The street hosts several art galleries (photos, paintings, illustrations, sculptures) whose number is increasing (10 in November 2007), a theater (Espace 44), a jazz night club (Bec de Jazz). Due to this cultural wealth, the Rue Burdeau is often regarded as one of artistic and cultural centers of Lyon in which there are many art exhibitions and private viewings. There is an artistic association gathering several workshops, mainly located in the street.

The street is bordered by seven-floor canuts buildings of the early 1900s. At No. 3, there are small heads on the balconies, at 11 a courtyard with a house of golden stone, and at 40 a courtyard with a statue of the snake.

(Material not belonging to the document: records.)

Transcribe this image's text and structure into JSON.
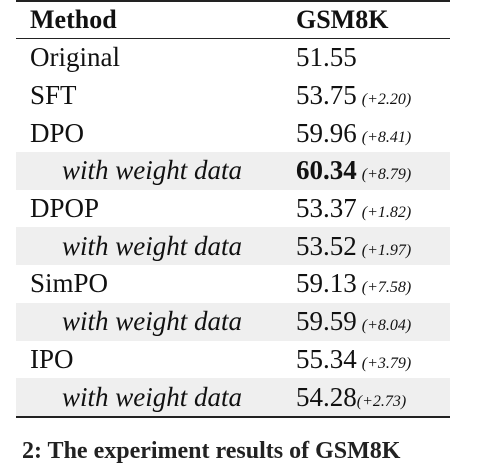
{
  "table": {
    "header": {
      "method": "Method",
      "score": "GSM8K"
    },
    "rows": [
      {
        "method": "Original",
        "score": "51.55",
        "delta": "",
        "sub": false,
        "bold": false
      },
      {
        "method": "SFT",
        "score": "53.75",
        "delta": "(+2.20)",
        "sub": false,
        "bold": false
      },
      {
        "method": "DPO",
        "score": "59.96",
        "delta": "(+8.41)",
        "sub": false,
        "bold": false
      },
      {
        "method": "with weight data",
        "score": "60.34",
        "delta": "(+8.79)",
        "sub": true,
        "bold": true
      },
      {
        "method": "DPOP",
        "score": "53.37",
        "delta": "(+1.82)",
        "sub": false,
        "bold": false
      },
      {
        "method": "with weight data",
        "score": "53.52",
        "delta": "(+1.97)",
        "sub": true,
        "bold": false
      },
      {
        "method": "SimPO",
        "score": "59.13",
        "delta": "(+7.58)",
        "sub": false,
        "bold": false
      },
      {
        "method": "with weight data",
        "score": "59.59",
        "delta": "(+8.04)",
        "sub": true,
        "bold": false
      },
      {
        "method": "IPO",
        "score": "55.34",
        "delta": "(+3.79)",
        "sub": false,
        "bold": false
      },
      {
        "method": "with weight data",
        "score": "54.28",
        "delta": "(+2.73)",
        "sub": true,
        "bold": false
      }
    ]
  },
  "caption_fragment": "2: The experiment results of GSM8K"
}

A statue of Burdeau, created by architect Gaston Trelat, is erected at the bottom of the Jardin des Plantes, just next to the street and below the Roman amphitheater. The monument was inaugurated on 28 June 1903.

==Traboules==

There are several traboules in the street:
- No. 4, 6, 10 : These curved traboules are closed. At No. 4, a facade of the late 19th century and a traditional bourgeois home can be seen. At No. 10, there is a restored courtyard.
- No. 30 bis : This traboule has three entrances and was frequently used during French Resistance. The building probably dates from Louis XVI era. There is a courtyard paved with heads of cats, an old wall fountain, and three bridges between buildings.
- No. 36 : This blocked up traboule was also used during French Resistance. It begins with an 1840-styled building, then by a terraced courtyard with an unused fountain with a small dolphin sculpted.